SPBZ11: O ETF do S&P 500 com Proteção Cambial na B3

Imagine capturar o desempenho do mercado americano sem perder — nem ganhar — um centavo com a oscilação do dólar. É exatamente isso que o SPBZ11 oferece: um ETF do BTG Pactual Asset Management listado na B3 que replica o S&P 500 em reais usando uma estrutura quanto para neutralizar a variação cambial USD/BRL. Para quem quer diversificação internacional sem o risco do câmbio, esse produto resolve um problema real. Veja também: SPXB11 — S&P 500 com câmbio | GENB11 — ETF S&P/B3 Ingenius

Resposta direta: O SPBZ11 é um ETF listado na B3, gerido pelo BTG Pactual Asset Management, que replica o S&P 500 Futures Quanto USD-BRL Currency Adjusted Index (BRL). A estrutura quanto neutraliza a variação cambial: se o S&P 500 sobe 5% em dólares, o SPBZ11 sobe aproximadamente 5% em reais, independentemente do câmbio. Taxa de administração: 0,40% ao ano. Sem come-cotas. IR de 15% sobre ganho de capital.

O que é o SPBZ11?

O SPBZ11 é um ETF do BTG Pactual listado na B3 que oferece exposição às 500 maiores empresas americanas sem que o investidor assuma a variação cambial USD/BRL. Ele usa contratos futuros E-mini S&P 500 negociados na CME como ativo subjacente, com ajuste cambial diário embutido na estrutura do índice.

Essa estrutura diferencia o SPBZ11 do SPXB11 e do IVVB11. Nesses dois, o retorno em reais inclui tanto o desempenho do S&P 500 quanto a variação do câmbio. No SPBZ11, o câmbio é neutralizado.

Quem quer apenas o retorno do S&P 500 escolhe o SPBZ11. Quem quer também ganhar com o dólar opta pelo SPXB11 ou IVVB11.

O SPBZ11 captura o retorno do S&P 500 em dólares sem que a variação do câmbio afete o resultado do investidor.

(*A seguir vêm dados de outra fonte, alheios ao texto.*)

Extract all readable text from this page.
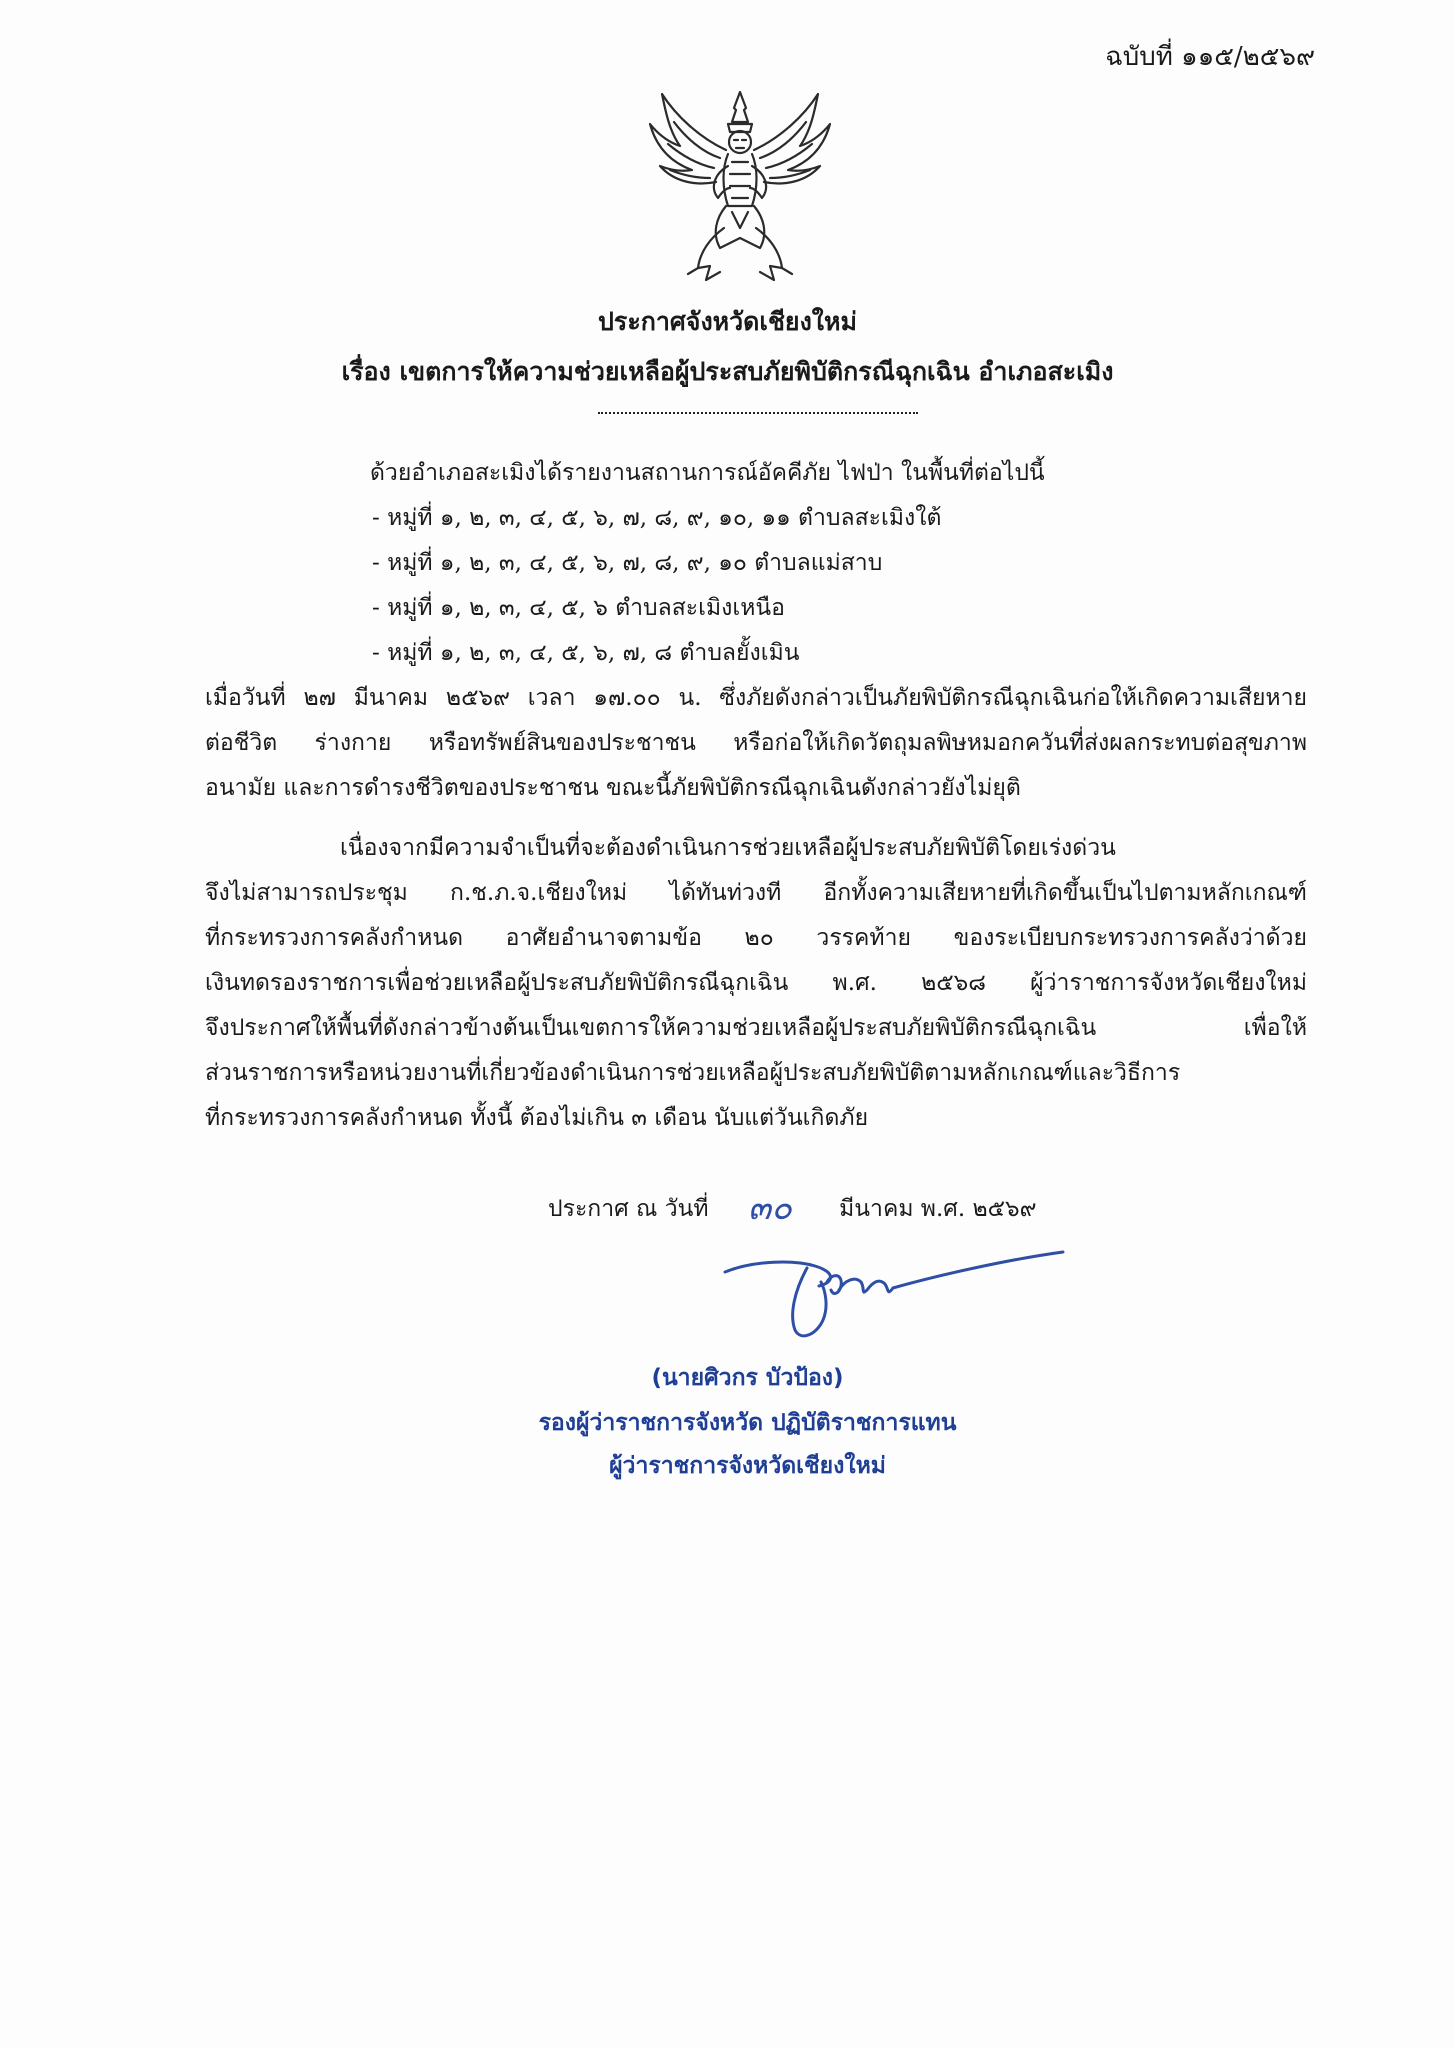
ฉบับที่ ๑๑๕/๒๕๖๙
ประกาศจังหวัดเชียงใหม่
เรื่อง เขตการให้ความช่วยเหลือผู้ประสบภัยพิบัติกรณีฉุกเฉิน อำเภอสะเมิง
ด้วยอำเภอสะเมิงได้รายงานสถานการณ์อัคคีภัย ไฟป่า ในพื้นที่ต่อไปนี้
- หมู่ที่ ๑, ๒, ๓, ๔, ๕, ๖, ๗, ๘, ๙, ๑๐, ๑๑ ตำบลสะเมิงใต้
- หมู่ที่ ๑, ๒, ๓, ๔, ๕, ๖, ๗, ๘, ๙, ๑๐ ตำบลแม่สาบ
- หมู่ที่ ๑, ๒, ๓, ๔, ๕, ๖ ตำบลสะเมิงเหนือ
- หมู่ที่ ๑, ๒, ๓, ๔, ๕, ๖, ๗, ๘ ตำบลยั้งเมิน
เมื่อวันที่ ๒๗ มีนาคม ๒๕๖๙ เวลา ๑๗.๐๐ น. ซึ่งภัยดังกล่าวเป็นภัยพิบัติกรณีฉุกเฉินก่อให้เกิดความเสียหาย
ต่อชีวิต ร่างกาย หรือทรัพย์สินของประชาชน หรือก่อให้เกิดวัตถุมลพิษหมอกควันที่ส่งผลกระทบต่อสุขภาพ
อนามัย และการดำรงชีวิตของประชาชน ขณะนี้ภัยพิบัติกรณีฉุกเฉินดังกล่าวยังไม่ยุติ
เนื่องจากมีความจำเป็นที่จะต้องดำเนินการช่วยเหลือผู้ประสบภัยพิบัติโดยเร่งด่วน
จึงไม่สามารถประชุม ก.ช.ภ.จ.เชียงใหม่ ได้ทันท่วงที อีกทั้งความเสียหายที่เกิดขึ้นเป็นไปตามหลักเกณฑ์
ที่กระทรวงการคลังกำหนด อาศัยอำนาจตามข้อ ๒๐ วรรคท้าย ของระเบียบกระทรวงการคลังว่าด้วย
เงินทดรองราชการเพื่อช่วยเหลือผู้ประสบภัยพิบัติกรณีฉุกเฉิน พ.ศ. ๒๕๖๘ ผู้ว่าราชการจังหวัดเชียงใหม่
จึงประกาศให้พื้นที่ดังกล่าวข้างต้นเป็นเขตการให้ความช่วยเหลือผู้ประสบภัยพิบัติกรณีฉุกเฉิน เพื่อให้
ส่วนราชการหรือหน่วยงานที่เกี่ยวข้องดำเนินการช่วยเหลือผู้ประสบภัยพิบัติตามหลักเกณฑ์และวิธีการ
ที่กระทรวงการคลังกำหนด ทั้งนี้ ต้องไม่เกิน ๓ เดือน นับแต่วันเกิดภัย
ประกาศ ณ วันที่ ๓๐ มีนาคม พ.ศ. ๒๕๖๙
(นายศิวกร บัวป้อง)
รองผู้ว่าราชการจังหวัด ปฏิบัติราชการแทน
ผู้ว่าราชการจังหวัดเชียงใหม่
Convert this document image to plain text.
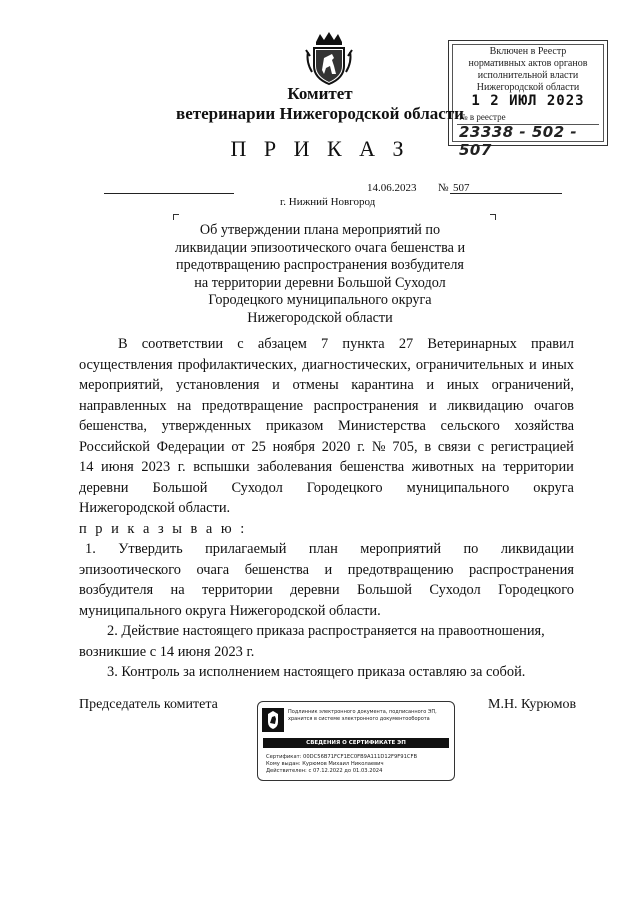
Включен в Реестр
нормативных актов органов
исполнительной власти
Нижегородской области
1 2 ИЮЛ 2023
№ в реестре
23338 - 502 - 507
Комитет
ветеринарии Нижегородской области
П Р И К А З
14.06.2023 № 507
г. Нижний Новгород
Об утверждении плана мероприятий по
ликвидации эпизоотического очага бешенства и
предотвращению распространения возбудителя
на территории деревни Большой Суходол
Городецкого муниципального округа
Нижегородской области
В соответствии с абзацем 7 пункта 27 Ветеринарных правил
осуществления профилактических, диагностических, ограничительных и иных
мероприятий, установления и отмены карантина и иных ограничений,
направленных на предотвращение распространения и ликвидацию очагов
бешенства, утвержденных приказом Министерства сельского хозяйства
Российской Федерации от 25 ноября 2020 г. № 705, в связи с регистрацией
14 июня 2023 г. вспышки заболевания бешенства животных на территории
деревни Большой Суходол Городецкого муниципального округа
Нижегородской области.
п р и к а з ы в а ю :
1. Утвердить прилагаемый план мероприятий по ликвидации
эпизоотического очага бешенства и предотвращению распространения
возбудителя на территории деревни Большой Суходол Городецкого
муниципального округа Нижегородской области.
2. Действие настоящего приказа распространяется на правоотношения,
возникшие с 14 июня 2023 г.
3. Контроль за исполнением настоящего приказа оставляю за собой.
Председатель комитета	М.Н. Курюмов
Подлинник электронного документа, подписанного ЭП,
хранится в системе электронного документооборота
СВЕДЕНИЯ О СЕРТИФИКАТЕ ЭП
Сертификат: 00DC56B71FCF1EC0FB9A111D12F9F91CFB
Кому выдан: Курюмов Михаил Николаевич
Действителен: с 07.12.2022 до 01.03.2024
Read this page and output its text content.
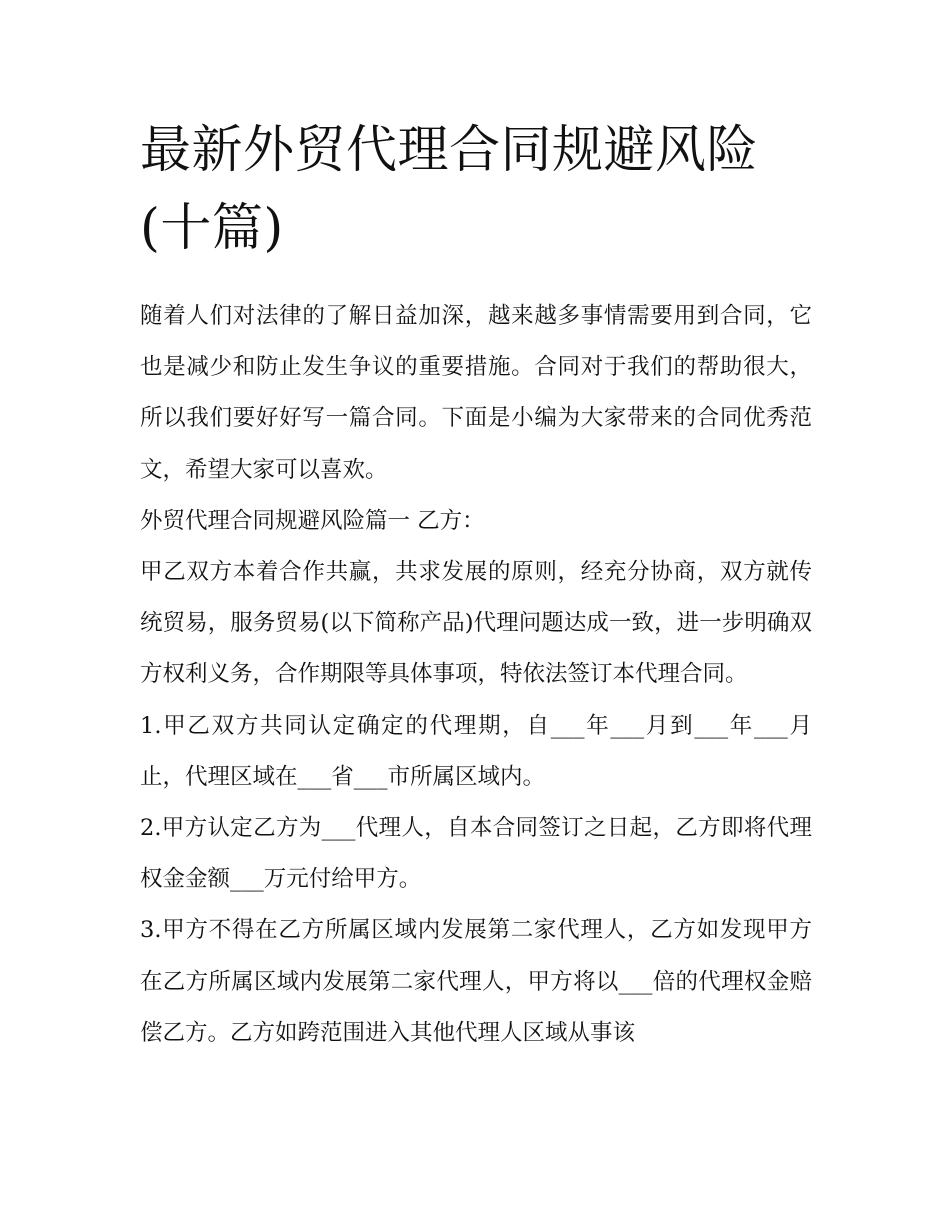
最新外贸代理合同规避风险(十篇)

随着人们对法律的了解日益加深，越来越多事情需要用到合同，它也是减少和防止发生争议的重要措施。合同对于我们的帮助很大，所以我们要好好写一篇合同。下面是小编为大家带来的合同优秀范文，希望大家可以喜欢。

外贸代理合同规避风险篇一 乙方：

甲乙双方本着合作共赢，共求发展的原则，经充分协商，双方就传统贸易，服务贸易(以下简称产品)代理问题达成一致，进一步明确双方权利义务，合作期限等具体事项，特依法签订本代理合同。

1.甲乙双方共同认定确定的代理期，自___年___月到___年___月止，代理区域在___省___市所属区域内。

2.甲方认定乙方为___代理人，自本合同签订之日起，乙方即将代理权金金额___万元付给甲方。

3.甲方不得在乙方所属区域内发展第二家代理人，乙方如发现甲方在乙方所属区域内发展第二家代理人，甲方将以___倍的代理权金赔偿乙方。乙方如跨范围进入其他代理人区域从事该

Como funciona a estrutura quanto do SPBZ11?

A estrutura quanto converte o retorno do contrato futuro E-mini S&P 500 de dólares para reais usando a taxa de câmbio de referência da B3 — mas sem que a variação do câmbio entre no cálculo do retorno.

Funciona assim: se o S&P 500 sobe 2% em dólares, o SPBZ11 sobe aproximadamente 2% em reais. Isso acontece independentemente de o dólar ter subido ou caído no mesmo período.

Comparativo de estruturas

SPBZ11: Quanto → SEM exposição cambial → ativo subjacente: Futuro E-mini S&P 500

SPXB11: Com câmbio → COM exposição USD/BRL → ativo subjacente: Futuro S&P 500

IVVB11: Com câmbio → COM exposição USD/BRL → ativo subjacente: Cotas do IVV (ações)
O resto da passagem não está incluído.